Unlike many secondary offerings, the S&P is an excuse for major holders to offer shares. Its a shock to a market that doesn't like surprises. I have no idea why Mark did this because a normal board would not approve this for one individual but Mark does not have a board for all practical purposes. Its a one man show.
There is not one analyst who predicts 100%. The would need to eearn around 80 cents to bring their pe down to 45. Remember the earnings are trailing. Most fund manangers have already bought.
Dude your wrong.......read the prospectus of a couple of funds. They are only bound by what they tell their investors. State Street says they reserve the right to buy or sell shares based on anticipation of a stock being added or deleted from the index. Most but not all will have the stock in their portfolio by the end of the quarter.
Say what you want but I do my dd.
There is a good chance that most have already bought. They also have until the end of the quarter to buy so there is a lot of time left for any who need buy.

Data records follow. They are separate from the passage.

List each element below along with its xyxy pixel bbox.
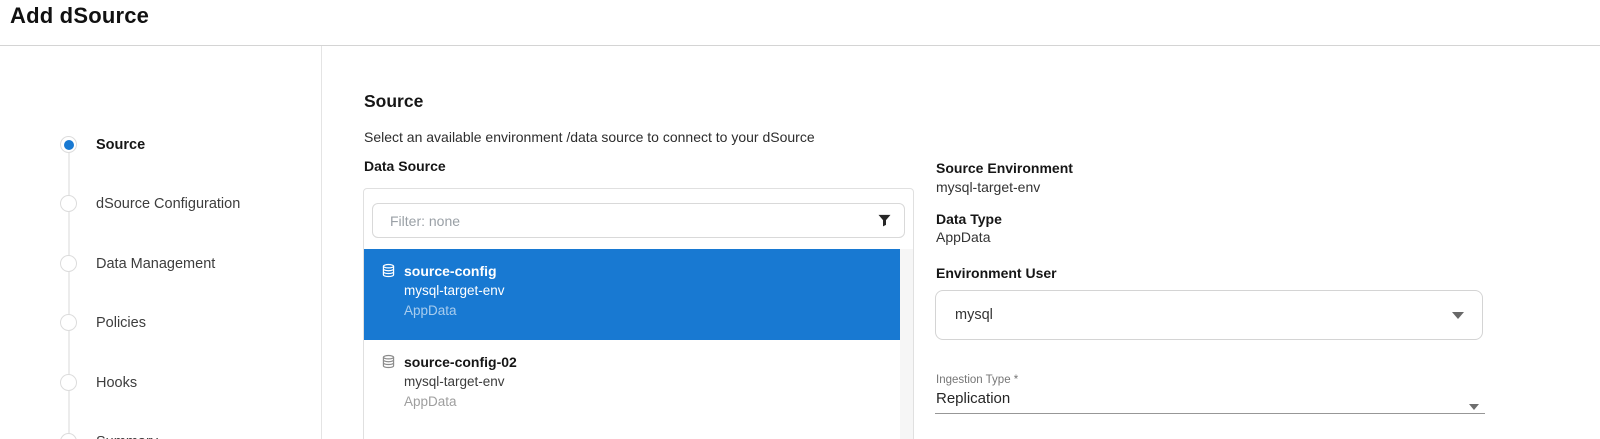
data-source-label: Data Source (364, 158, 446, 174)
environment-user-label: Environment User (936, 265, 1057, 281)
step-label: Source (96, 135, 145, 155)
data-source-listbox: source-config mysql-target-env AppData s… (363, 188, 914, 439)
chevron-down-icon[interactable] (1469, 404, 1479, 410)
step-dsource-configuration[interactable]: dSource Configuration (0, 194, 321, 214)
source-environment-label: Source Environment (936, 160, 1073, 176)
step-circle-icon (60, 433, 77, 439)
step-data-management[interactable]: Data Management (0, 254, 321, 274)
ingestion-type-underline (935, 413, 1485, 414)
step-circle-icon (60, 314, 77, 331)
data-source-item-environment: mysql-target-env (404, 372, 517, 392)
step-circle-icon (60, 255, 77, 272)
step-label: Hooks (96, 373, 137, 393)
wizard-stepper: Source dSource Configuration Data Manage… (0, 46, 322, 439)
stepper-connector-line (68, 145, 70, 439)
source-environment-value: mysql-target-env (936, 179, 1040, 195)
data-source-item-environment: mysql-target-env (404, 281, 505, 301)
funnel-icon[interactable] (877, 213, 892, 228)
section-heading: Source (364, 91, 423, 112)
step-hooks[interactable]: Hooks (0, 373, 321, 393)
data-source-rows: source-config mysql-target-env AppData s… (364, 249, 900, 431)
step-label: Summary (96, 432, 158, 439)
add-dsource-wizard: Add dSource Source dSource Configuration… (0, 0, 1600, 439)
data-type-label: Data Type (936, 211, 1002, 227)
chevron-down-icon (1452, 312, 1464, 319)
step-active-dot-icon (60, 136, 77, 153)
ingestion-type-label: Ingestion Type * (936, 374, 1018, 386)
data-source-item-texts: source-config-02 mysql-target-env AppDat… (404, 353, 517, 431)
section-subtitle: Select an available environment /data so… (364, 129, 815, 145)
step-label: Policies (96, 313, 146, 333)
filter-field[interactable] (372, 203, 905, 238)
data-source-item-type: AppData (404, 301, 505, 321)
data-type-value: AppData (936, 229, 990, 245)
listbox-scrollbar[interactable] (900, 249, 913, 439)
database-icon (381, 263, 396, 279)
step-label: dSource Configuration (96, 194, 240, 214)
ingestion-type-selected-value[interactable]: Replication (936, 390, 1010, 407)
environment-user-select[interactable]: mysql (935, 290, 1483, 340)
step-circle-icon (60, 195, 77, 212)
data-source-item-title: source-config (404, 262, 505, 281)
filter-input[interactable] (390, 213, 877, 229)
data-source-item-texts: source-config mysql-target-env AppData (404, 262, 505, 340)
step-source[interactable]: Source (0, 135, 321, 155)
step-circle-icon (60, 374, 77, 391)
data-source-item-selected[interactable]: source-config mysql-target-env AppData (364, 249, 900, 340)
environment-user-selected-value: mysql (955, 307, 1452, 323)
step-policies[interactable]: Policies (0, 313, 321, 333)
step-label: Data Management (96, 254, 215, 274)
data-source-item-title: source-config-02 (404, 353, 517, 372)
step-summary[interactable]: Summary (0, 432, 321, 439)
data-source-item[interactable]: source-config-02 mysql-target-env AppDat… (364, 340, 900, 431)
page-title: Add dSource (10, 3, 149, 29)
data-source-item-type: AppData (404, 392, 517, 412)
database-icon (381, 354, 396, 370)
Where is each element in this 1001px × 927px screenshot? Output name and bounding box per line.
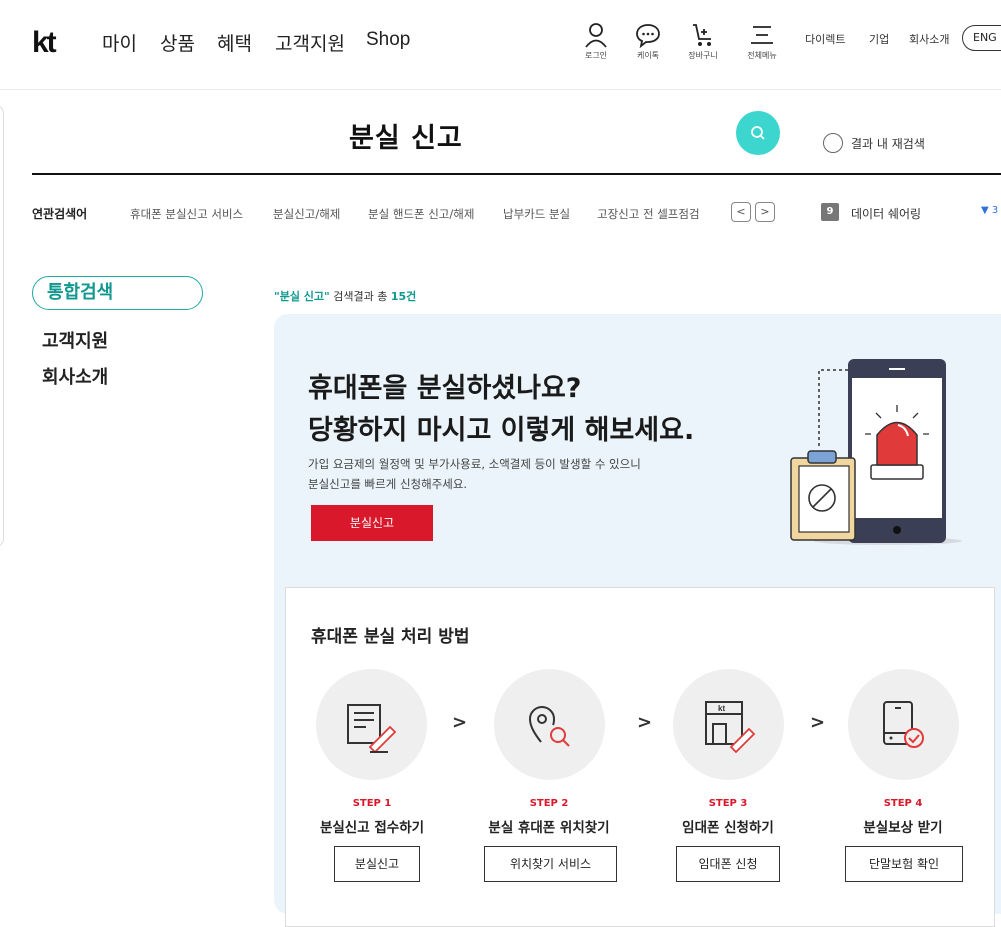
link-company[interactable]: 회사소개 (909, 31, 949, 47)
all-menu-button[interactable]: 전체메뉴 (736, 22, 788, 61)
phone-check-icon (883, 701, 924, 748)
side-panel-edge (0, 104, 4, 548)
related-keyword[interactable]: 납부카드 분실 (503, 206, 570, 222)
gnb-item-benefits[interactable]: 혜택 (217, 29, 252, 56)
research-in-results[interactable]: 결과 내 재검색 (823, 133, 925, 153)
step2-number: STEP 2 (529, 798, 569, 809)
step4-name: 분실보상 받기 (863, 820, 943, 836)
login-label: 로그인 (584, 51, 608, 60)
step2-button[interactable]: 위치찾기 서비스 (484, 846, 617, 882)
svg-text:kt: kt (718, 704, 725, 713)
step1-icon-circle (316, 669, 427, 780)
step3-button[interactable]: 임대폰 신청 (676, 846, 780, 882)
result-count: 15건 (390, 290, 417, 303)
related-next-button[interactable]: > (755, 202, 775, 222)
related-keyword[interactable]: 고장신고 전 셀프점검 (597, 206, 700, 222)
location-search-icon (528, 706, 570, 747)
menu-icon (751, 26, 773, 44)
link-direct[interactable]: 다이렉트 (805, 31, 845, 47)
banner-description-line1: 가입 요금제의 월정액 및 부가사용료, 소액결제 등이 발생할 수 있으니 (308, 457, 641, 471)
step3-number: STEP 3 (708, 798, 748, 809)
research-label: 결과 내 재검색 (851, 136, 925, 151)
cart-label: 장바구니 (688, 51, 718, 60)
process-title: 휴대폰 분실 처리 방법 (311, 627, 470, 647)
step1-button[interactable]: 분실신고 (334, 846, 420, 882)
search-underline (32, 173, 1001, 175)
ktalk-button[interactable]: 케이톡 (622, 22, 674, 61)
step3-name: 임대폰 신청하기 (682, 820, 774, 836)
gnb-item-shop[interactable]: Shop (366, 29, 410, 51)
related-keyword[interactable]: 분실 핸드폰 신고/해제 (368, 206, 474, 222)
gnb-item-products[interactable]: 상품 (160, 29, 195, 56)
result-keyword: "분실 신고" (274, 290, 330, 303)
banner-description-line2: 분실신고를 빠르게 신청해주세요. (308, 477, 468, 491)
nav-tab-company[interactable]: 회사소개 (42, 363, 108, 389)
clipboard-pen-icon (347, 704, 397, 754)
person-icon (585, 23, 607, 48)
ktalk-label: 케이톡 (636, 51, 660, 60)
kt-store-icon: kt (705, 701, 756, 754)
step4-number: STEP 4 (883, 798, 923, 809)
chat-bubble-icon (636, 24, 660, 48)
popular-rank-badge: 9 (821, 203, 839, 221)
step1-number: STEP 1 (352, 798, 392, 809)
all-menu-label: 전체메뉴 (747, 51, 777, 60)
language-toggle[interactable]: ENG (962, 25, 1001, 51)
global-header: kt 마이 상품 혜택 고객지원 Shop 로그인 케이톡 장바구니 전체메뉴 … (0, 0, 1001, 90)
related-keyword[interactable]: 휴대폰 분실신고 서비스 (130, 206, 243, 222)
research-radio[interactable] (823, 133, 843, 153)
link-enterprise[interactable]: 기업 (869, 31, 889, 47)
related-keyword[interactable]: 분실신고/해제 (273, 206, 340, 222)
search-icon (751, 126, 765, 140)
step4-button[interactable]: 단말보험 확인 (845, 846, 963, 882)
banner-title-line2: 당황하지 마시고 이렇게 해보세요. (308, 415, 695, 446)
step-arrow: > (452, 712, 468, 733)
banner-title-line1: 휴대폰을 분실하셨나요? (308, 373, 582, 404)
related-keywords-title: 연관검색어 (32, 207, 88, 221)
step-arrow: > (810, 712, 826, 733)
lost-report-button[interactable]: 분실신고 (311, 505, 433, 541)
step1-name: 분실신고 접수하기 (319, 820, 425, 836)
lost-phone-illustration (790, 359, 962, 545)
step2-name: 분실 휴대폰 위치찾기 (488, 820, 610, 836)
search-button[interactable] (736, 111, 780, 155)
step4-icon-circle (848, 669, 959, 780)
step3-icon-circle: kt (673, 669, 784, 780)
gnb-item-support[interactable]: 고객지원 (275, 29, 345, 56)
result-summary: "분실 신고" 검색결과 총 15건 (274, 288, 416, 304)
result-text: 검색결과 총 (329, 290, 391, 303)
nav-tab-all[interactable]: 통합검색 (32, 276, 203, 310)
step-arrow: > (637, 712, 653, 733)
kt-logo[interactable]: kt (32, 26, 57, 60)
nav-tab-support[interactable]: 고객지원 (42, 327, 108, 353)
rank-change: ▼ 3 (981, 205, 999, 216)
gnb-item-my[interactable]: 마이 (102, 29, 137, 56)
step2-icon-circle (494, 669, 605, 780)
related-prev-button[interactable]: < (731, 202, 751, 222)
cart-button[interactable]: 장바구니 (677, 22, 729, 61)
cart-icon (693, 24, 711, 46)
search-query[interactable]: 분실 신고 (349, 116, 463, 155)
popular-keyword[interactable]: 데이터 쉐어링 (851, 205, 921, 222)
login-button[interactable]: 로그인 (570, 22, 622, 61)
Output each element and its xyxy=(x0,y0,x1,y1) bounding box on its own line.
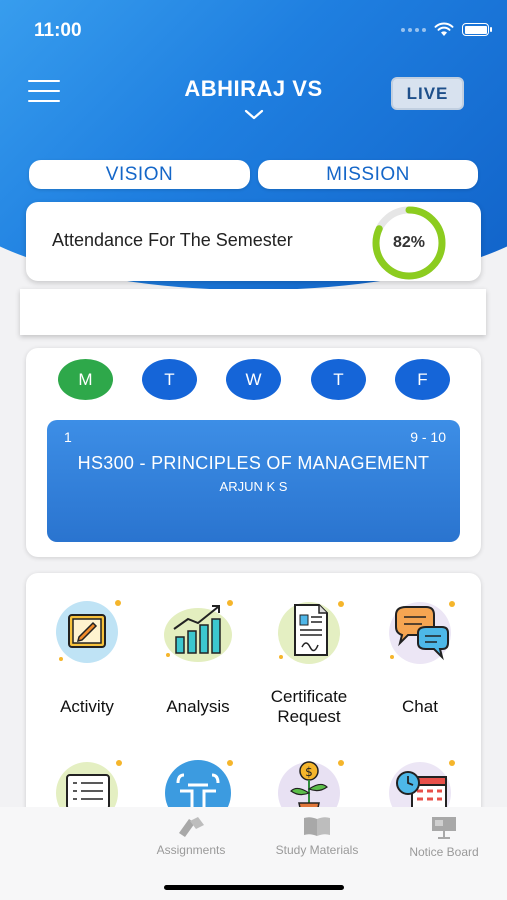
activity-tile[interactable]: Activity xyxy=(31,595,141,745)
period-card[interactable]: 1 9 - 10 HS300 - PRINCIPLES OF MANAGEMEN… xyxy=(47,420,460,542)
day-monday[interactable]: M xyxy=(58,359,113,400)
announcement-banner xyxy=(20,289,486,335)
day-friday[interactable]: F xyxy=(395,359,450,400)
notice-board-icon xyxy=(432,817,456,839)
attendance-label: Attendance For The Semester xyxy=(52,230,293,250)
chat-tile[interactable]: Chat xyxy=(364,595,474,745)
day-tuesday[interactable]: T xyxy=(142,359,197,400)
nav-assignments-label: Assignments xyxy=(156,843,226,857)
certificate-request-label: Certificate Request xyxy=(270,687,348,726)
chevron-down-icon[interactable] xyxy=(244,108,264,122)
chat-bubbles-icon xyxy=(389,601,455,664)
book-icon xyxy=(304,817,330,836)
chat-label: Chat xyxy=(402,697,438,716)
app-screen: 11:00 ABHIRAJ VS LIVE VISION MISSION Att… xyxy=(0,0,507,900)
assignment-icon xyxy=(179,817,204,837)
analysis-label: Analysis xyxy=(166,697,230,716)
feature-grid: Activity Analysis Certificate Request Ch… xyxy=(26,573,481,833)
home-indicator xyxy=(164,885,344,890)
pencil-note-icon xyxy=(56,600,121,663)
period-time: 9 - 10 xyxy=(410,429,446,445)
mission-button[interactable]: MISSION xyxy=(258,160,478,189)
bar-chart-icon xyxy=(164,600,233,662)
nav-study-materials-label: Study Materials xyxy=(275,843,359,857)
vision-button[interactable]: VISION xyxy=(29,160,250,189)
activity-label: Activity xyxy=(60,697,114,716)
wifi-icon xyxy=(434,22,454,36)
day-thursday[interactable]: T xyxy=(311,359,366,400)
certificate-icon xyxy=(278,601,344,664)
nav-study-materials[interactable]: Study Materials xyxy=(264,815,370,857)
analysis-tile[interactable]: Analysis xyxy=(142,595,252,745)
live-button[interactable]: LIVE xyxy=(391,77,464,110)
certificate-request-tile[interactable]: Certificate Request xyxy=(253,595,363,745)
battery-icon xyxy=(462,23,492,36)
status-icons xyxy=(401,22,492,37)
nav-assignments[interactable]: Assignments xyxy=(148,815,234,857)
status-time: 11:00 xyxy=(34,20,82,41)
attendance-card[interactable]: Attendance For The Semester 82% xyxy=(26,202,481,281)
nav-notice-board[interactable]: Notice Board xyxy=(399,815,489,859)
attendance-percent: 82% xyxy=(392,234,426,251)
signal-icon xyxy=(401,27,426,32)
period-teacher: ARJUN K S xyxy=(219,479,288,494)
period-number: 1 xyxy=(64,429,72,445)
timetable-card: M T W T F 1 9 - 10 HS300 - PRINCIPLES OF… xyxy=(26,348,481,557)
period-subject: HS300 - PRINCIPLES OF MANAGEMENT xyxy=(77,453,430,473)
nav-notice-board-label: Notice Board xyxy=(409,845,479,859)
status-bar: 11:00 xyxy=(0,0,507,60)
day-wednesday[interactable]: W xyxy=(226,359,281,400)
svg-text:$: $ xyxy=(305,765,313,779)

I think we have a little problem with math. At 25 percent, facebook would be at. 1.5625 times where it is now in 2 years. 1.5625 x 7.63b does not equal 50b. I think maybe you might have taken 2.5 x 2.5 to arrive at your answer.......that would be a 150% increase not 25%.
Watch the swing off the pivot after open and you should be good.....As long it opens low. It looks good now so GL.
Have a Merry Christmas! I hope the New Year brings you continued success! GL
Two different companies.......Both are trying to make money and I would say Facebook is respectful of its users. Alas FB is trying to make money. FB has a long way to go to overtake GOOG.
154 million shares after hours where there is no liquidity. I don't know where you got that information. Did you know the only rule that governs their buying is what they publish in their prospectus. They are trying to duplicate and blend the companies in the S&P 500 into their funds. The only rules they have is to abide by the rules they advertise. State Street says they may buy in advanced based on the anticipation of a comapny being added or removed from their S & P.
Their ad revenue trippled? Not from last quarter so from when? Please read the prospectus from State Street (has multiple funds in the S&P 500including one of the largest)which states that they may ad shares at anytime based on anticipation of a company being added or taken off the S&P 500. The Motley Fool Video just states that many funds have to over pay.
Mcgraw Hill does not write the rules for these index companies. There are no rules. The just sell products that track this index. Many would be surprised that many of the funds have large amounts of derivtives in their protfolios. Go to the prospectus of all these funds. It won't pop 10% on Friday do to funds adding shares. Maybe there will be some other reason for a rise or maybe there won't be but the S and P is basically done.
For FB to go down to a PE of 45, they would need to report around 80 cents which is ludicrous! You have to remember the PE is trailing. Forward PE'S are a year ahead and are based on non-GAAP multiples so if forward performance is met then PE is likely to be in the 60's. The analysts expect about 10% q4 over q3 not 2x.